The Board exceeded its authority when it invalidated the designating petition on the ground that it could not identify which registered voter was the candidate. As amplified by the testimony of one of the Commissioners, the Board perceived that the similarity between the two names was confusing. "[B]oards of election have no power to deal with questions of fact or with objections involving matters not appearing upon the face of the petition, and ... such extrinsic matters, if any, are to be determined in court proceedings only" ( Schwartz v. Heffernan, 304 N.Y. 474, 480, 109 N.E.2d 68 ). "[T]he board's power to determine the validity of a [designating or] nominating petition extends only to ministerial examination and the board may not go behind a petition designating candidates for primary election" ( id. at 480, 109 N.E.2d 68 [internal quotation marks omitted] ). Candidates are permitted to run for office using a familiar name or nickname (see Matter of Gumbs v. Board of Elections of City of N.Y., 143 A.D.2d 235, 235, 532 N.Y.S.2d 44 ). Similar to objections raising allegations of fraud (see Matter of Scaturro v. Maloney, 76 A.D.3d 688, 689–690, 906 N.Y.S.2d 617 ; Matter of Feustel v. Garfinkle, 29 A.D.3d 831, 831–832, 815 N.Y.S.2d 256 ), the issue of whether a candidate's name is confusing because it is similar to another voter's name involves a matter extrinsic to the designating petition itself and, thus, is a matter for judicial consideration and not for the Board of Elections. Accordingly, the Board lacked the authority to rule on the objection based upon its perception that the petition was confusing because of the candidate's name, which should have been raised through a judicial proceeding to invalidate.

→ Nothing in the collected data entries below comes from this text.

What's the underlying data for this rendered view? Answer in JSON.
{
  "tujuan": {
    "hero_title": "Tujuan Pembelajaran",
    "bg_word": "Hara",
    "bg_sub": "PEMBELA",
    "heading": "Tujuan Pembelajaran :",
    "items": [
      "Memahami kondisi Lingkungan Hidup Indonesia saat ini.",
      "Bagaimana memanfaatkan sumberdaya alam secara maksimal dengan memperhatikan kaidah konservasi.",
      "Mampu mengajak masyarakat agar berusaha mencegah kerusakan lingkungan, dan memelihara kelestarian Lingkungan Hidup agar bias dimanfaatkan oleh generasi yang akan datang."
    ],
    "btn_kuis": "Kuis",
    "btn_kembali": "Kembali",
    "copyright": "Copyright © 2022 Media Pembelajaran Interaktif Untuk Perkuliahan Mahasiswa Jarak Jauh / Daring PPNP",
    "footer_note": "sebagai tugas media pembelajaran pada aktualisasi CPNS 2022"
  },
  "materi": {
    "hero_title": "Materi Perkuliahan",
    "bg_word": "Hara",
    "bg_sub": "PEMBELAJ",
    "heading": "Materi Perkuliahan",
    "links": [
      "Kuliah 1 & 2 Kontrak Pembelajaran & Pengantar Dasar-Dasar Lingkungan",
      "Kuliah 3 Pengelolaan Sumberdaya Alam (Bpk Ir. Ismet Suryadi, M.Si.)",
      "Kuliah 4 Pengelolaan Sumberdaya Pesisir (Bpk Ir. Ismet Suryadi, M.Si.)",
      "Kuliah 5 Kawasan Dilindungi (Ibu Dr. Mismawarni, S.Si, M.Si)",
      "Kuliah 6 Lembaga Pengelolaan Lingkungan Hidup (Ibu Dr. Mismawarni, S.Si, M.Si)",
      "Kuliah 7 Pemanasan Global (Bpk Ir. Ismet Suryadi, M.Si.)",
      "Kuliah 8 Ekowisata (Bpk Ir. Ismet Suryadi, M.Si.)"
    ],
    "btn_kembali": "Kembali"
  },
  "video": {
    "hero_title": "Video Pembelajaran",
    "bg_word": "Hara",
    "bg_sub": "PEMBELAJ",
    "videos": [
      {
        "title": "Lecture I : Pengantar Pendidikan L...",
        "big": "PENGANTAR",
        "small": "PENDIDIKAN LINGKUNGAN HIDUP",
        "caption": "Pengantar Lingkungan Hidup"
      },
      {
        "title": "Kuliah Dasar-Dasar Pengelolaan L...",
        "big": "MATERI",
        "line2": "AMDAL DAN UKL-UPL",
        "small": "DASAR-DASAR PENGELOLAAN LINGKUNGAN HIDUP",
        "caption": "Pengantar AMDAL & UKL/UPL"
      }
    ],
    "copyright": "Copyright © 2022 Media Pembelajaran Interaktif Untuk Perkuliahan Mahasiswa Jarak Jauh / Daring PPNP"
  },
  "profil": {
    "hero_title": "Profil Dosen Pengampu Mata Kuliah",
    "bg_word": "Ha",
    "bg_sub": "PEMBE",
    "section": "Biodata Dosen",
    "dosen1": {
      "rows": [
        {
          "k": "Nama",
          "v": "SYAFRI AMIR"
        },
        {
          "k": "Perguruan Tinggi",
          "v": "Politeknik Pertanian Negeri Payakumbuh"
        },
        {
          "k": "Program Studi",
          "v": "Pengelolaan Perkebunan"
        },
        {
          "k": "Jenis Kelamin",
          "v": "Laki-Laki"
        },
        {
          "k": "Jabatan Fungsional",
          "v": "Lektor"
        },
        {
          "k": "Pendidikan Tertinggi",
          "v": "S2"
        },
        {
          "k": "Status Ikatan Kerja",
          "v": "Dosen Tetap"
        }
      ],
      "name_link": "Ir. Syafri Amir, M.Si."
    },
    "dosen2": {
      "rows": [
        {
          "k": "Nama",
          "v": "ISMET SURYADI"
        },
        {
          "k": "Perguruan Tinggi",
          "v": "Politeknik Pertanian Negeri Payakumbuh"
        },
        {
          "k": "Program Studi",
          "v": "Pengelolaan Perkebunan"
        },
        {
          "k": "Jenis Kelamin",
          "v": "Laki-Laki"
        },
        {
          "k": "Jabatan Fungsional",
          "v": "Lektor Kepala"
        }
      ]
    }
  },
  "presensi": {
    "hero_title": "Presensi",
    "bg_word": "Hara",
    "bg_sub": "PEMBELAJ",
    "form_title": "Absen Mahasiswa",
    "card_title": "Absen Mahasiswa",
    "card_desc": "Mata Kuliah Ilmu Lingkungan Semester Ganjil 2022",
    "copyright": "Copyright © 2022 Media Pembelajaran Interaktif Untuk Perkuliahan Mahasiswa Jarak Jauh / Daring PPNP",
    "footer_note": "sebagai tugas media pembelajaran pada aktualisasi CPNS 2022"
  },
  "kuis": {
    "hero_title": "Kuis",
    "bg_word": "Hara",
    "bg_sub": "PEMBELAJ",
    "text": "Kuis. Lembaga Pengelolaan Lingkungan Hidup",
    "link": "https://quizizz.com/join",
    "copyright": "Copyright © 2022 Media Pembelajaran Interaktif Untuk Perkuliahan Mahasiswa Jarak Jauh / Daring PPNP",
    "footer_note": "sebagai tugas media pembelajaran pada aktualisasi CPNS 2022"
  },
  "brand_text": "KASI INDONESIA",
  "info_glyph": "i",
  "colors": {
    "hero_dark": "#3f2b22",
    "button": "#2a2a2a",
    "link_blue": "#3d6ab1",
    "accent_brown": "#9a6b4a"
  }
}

In any event, there was no proof that Yacubich intended to confuse voters, or that any voters were confused as to his identity (see Matter of Abinanti v. Duffy, 120 A.D.3d 668, 991 N.Y.S.2d 319, affg Matter of Abinanti v. Duffy, Sup Ct, Westchester County, Aug. 1, 2014, Connolly, J., index No. 2769/14; see also Matter of Reagon v. LeJeune, 307 A.D.2d 1015, 763 N.Y.S.2d 502 ; Matter of Petersen v. Board of Elections of City of N.Y., 218 A.D.2d 776, 630 N.Y.S.2d 580 ; Matter of Harfmann v. Sachs, 138 A.D.2d 551, 551, 526 N.Y.S.2d 42 ).
Accordingly, the branch of the petition/complaint which was to validate the designating petition is granted.
SCHEINKMAN, P.J., DUFFY, CONNOLLY and CHRISTOPHER, JJ., concur.